The Flames: A Fantasy
- First edition
- Author: Olaf Stapledon
- Language: English
- Genre: Science fiction
- Publisher: Secker and Warburg
- Publication date: 1947
- Publication place: United Kingdom
- Media type: Print (Hardcover)
- Pages: 84

= The Flames: A Fantasy =

1947 novel by Olaf Stapledon

The Flames (subtitled "A Fantasy") is a science fiction novella by British writer and philosopher Olaf Stapledon. It was published by Secker and Warburg in 1947. The book received a mixed reception from critics and did not sell well.

==Overview==

The story takes the form of a long letter written by one old university friend to another. The recipient of the letter, known only as "Thos" (a college nickname, short for "Doubting Thomas") introduces the strange document, from a friend known only as "Cass" (another nickname; short for "Cassandra", an allusion to the friend's apparently prophetic abilities). Cass is regarded as a harmless eccentric by his friends, but Thos notes that his prophecies and preoccupations, wild as they may seem, have a habit of coming true. Thos also notes, ominously, that Cass's letter "bears the address of a well-known mental home".

== Plot summary==

Cass's letter, which forms the bulk of the novel, describes his contact with a bizarre form of alien species. Whilst holidaying in the Lake District, Cass is inexplicably drawn to a lump of rock, which he pockets and takes back with him to his room. There, he is driven to place the rock on the fire, and this action releases a bizarre form of alien life - a living flame, which has been trapped in the rock for millennia.

The flame reveals itself to be one of an ancient alien race who originated in the photosphere of the Sun. Solar catastrophe has distributed the ancient race throughout the planets of the Solar System, and the flame-beings can only be woken by intense heat. The flame and Cass discourse at great length about typically "Stapledonian" topics - the life of the spirit, the role of the individual and the purpose and meaning of the universe. Over the succeeding nights they develop a strange friendship, in which Cass reactivates the flame in his hearth, (which slumbers in the cold rock of the firebrick) with a hot coal fire.

Eventually, the flame reveals that it has grand plans for Cass - it wishes him to be an ambassador for his people, and explains that the flame and his race have been manipulating events on Earth in order to better their chances of survival, manipulation that included the unfortunate suicide of Cass's wife. The flame proposes that Cass aid in introducing the flames to humankind. In exchange for a permanent home on earth - a zone of extreme heat - the flames will use their telepathic powers to assist mankind. Cass agonises over this offer for two days, and comes to the decision that humanity must stand or fall on its own merits, without outside help or control. He reactivates the flame and douses it violently with cold water. The rapid change in temperature kills the ancient being at once.

Cass, torn with regret and doubt, but set in his course of action, begins finding and killing the little flame creatures wherever he can find them. Posing as a journalist, he visits a foundry where locomotives are made and attempts to shut off the furnace. He is arrested and placed in a mental home.

Thos takes up the final part of the narrative, visiting Cass in the asylum. Cass claims to have been in contact with the flames once more, who have re-established contact with their brethren on the Sun. Cass tells the story of their race: how they became part of a "cosmical mind" reaching out to the creator of all things, and how this enterprise failed. Thos hears nothing from Cass for a few months, but is later informed of Cass's death - he perished in a fire at the asylum, which he started himself.
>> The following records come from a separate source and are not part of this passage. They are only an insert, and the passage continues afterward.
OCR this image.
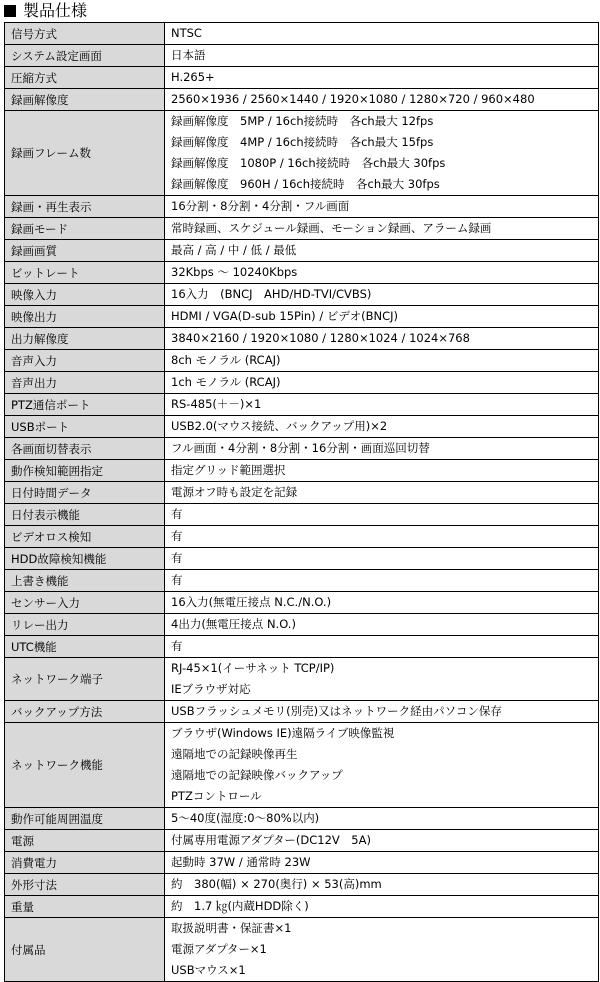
製品仕様
信号方式	NTSC

システム設定画面	日本語

圧縮方式	H.265+

録画解像度	2560×1936 / 2560×1440 / 1920×1080 / 1280×720 / 960×480

録画フレーム数	録画解像度　5MP / 16ch接続時　各ch最大 12fps
録画解像度　4MP / 16ch接続時　各ch最大 15fps
録画解像度　1080P / 16ch接続時　各ch最大 30fps
録画解像度　960H / 16ch接続時　各ch最大 30fps

録画・再生表示	16分割・8分割・4分割・フル画面

録画モード	常時録画、スケジュール録画、モーション録画、アラーム録画

録画画質	最高 / 高 / 中 / 低 / 最低

ビットレート	32Kbps 〜 10240Kbps

映像入力	16入力　(BNCJ　AHD/HD-TVI/CVBS)

映像出力	HDMI / VGA(D-sub 15Pin) / ビデオ(BNCJ)

出力解像度	3840×2160 / 1920×1080 / 1280×1024 / 1024×768

音声入力	8ch モノラル (RCAJ)

音声出力	1ch モノラル (RCAJ)

PTZ通信ポート	RS-485(＋－)×1

USBポート	USB2.0(マウス接続、バックアップ用)×2

各画面切替表示	フル画面・4分割・8分割・16分割・画面巡回切替

動作検知範囲指定	指定グリッド範囲選択

日付時間データ	電源オフ時も設定を記録

日付表示機能	有

ビデオロス検知	有

HDD故障検知機能	有

上書き機能	有

センサー入力	16入力(無電圧接点 N.C./N.O.)

リレー出力	4出力(無電圧接点 N.O.)

UTC機能	有

ネットワーク端子	RJ-45×1(イーサネット TCP/IP)
IEブラウザ対応

バックアップ方法	USBフラッシュメモリ(別売)又はネットワーク経由パソコン保存

ネットワーク機能	ブラウザ(Windows IE)遠隔ライブ映像監視
遠隔地での記録映像再生
遠隔地での記録映像バックアップ
PTZコントロール

動作可能周囲温度	5〜40度(湿度:0〜80%以内)

電源	付属専用電源アダプター(DC12V　5A)

消費電力	起動時 37W / 通常時 23W

外形寸法	約　380(幅) × 270(奥行) × 53(高)mm

重量	約　1.7 ㎏(内蔵HDD除く)

付属品	取扱説明書・保証書×1
電源アダプター×1
USBマウス×1
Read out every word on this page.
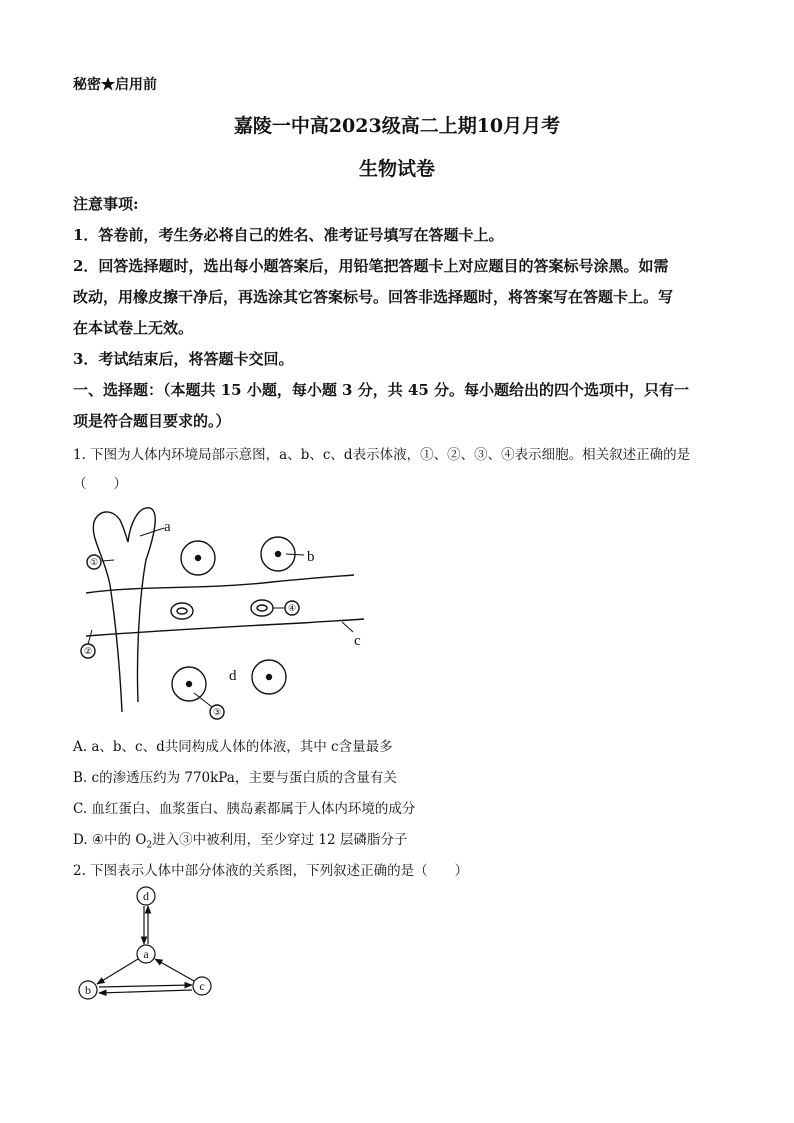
秘密★启用前
嘉陵一中高2023级高二上期10月月考
生物试卷
注意事项:
1．答卷前，考生务必将自己的姓名、准考证号填写在答题卡上。
2．回答选择题时，选出每小题答案后，用铅笔把答题卡上对应题目的答案标号涂黑。如需
改动，用橡皮擦干净后，再选涂其它答案标号。回答非选择题时，将答案写在答题卡上。写
在本试卷上无效。
3．考试结束后，将答题卡交回。
一、选择题：（本题共 15 小题，每小题 3 分，共 45 分。每小题给出的四个选项中，只有一
项是符合题目要求的。）
1. 下图为人体内环境局部示意图，a、b、c、d表示体液，①、②、③、④表示细胞。相关叙述正确的是
（　　）
a
b
c
d
①
②
③
④
A. a、b、c、d共同构成人体的体液，其中 c含量最多
B. c的渗透压约为 770kPa，主要与蛋白质的含量有关
C. 血红蛋白、血浆蛋白、胰岛素都属于人体内环境的成分
D. ④中的 $O_2$进入③中被利用，至少穿过 12 层磷脂分子
2. 下图表示人体中部分体液的关系图，下列叙述正确的是（　　）
d
a
b	c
== Relation to Stapledon's other works ==

The Flames contains many elements familiar to readers of Stapledon's other books. The flame creatures themselves contribute to a "racial mind", or linked telepathic consciousness, something Stapledon's "Last Men" were shown to be capable of in Last and First Men and Last Men in London. The spiritual quest of a "cosmical mind", in which the flame creatures participated, is also the backbone to Stapledon's 1937 opus, Star Maker. (Whether it is the same quest is debatable - the endeavour of the cosmical mind in The Flames fails; in Star Maker it succeeds).

The alien beings are also treated as if they may be a symptom of mental illness, a device also used in Last Men in London.

== Critical reception ==

Emerging in late summer of 1947, critical reaction to The Flames was mixed. Several newspapers which had reviewed Stapledon's earlier works chose not to review The Flames. The book was given a somewhat lukewarm review by John Betjeman in the Daily Herald, who described the book as a "strain on the mind". However, a reviewer for the Daily Worker was enthusiastic, saying: "Contemporary literature's most ingenious master of macabre fantasy has excelled himself". Despite such reviews (and a promotional talk in Manchester by Stapledon himself), the book did not sell well.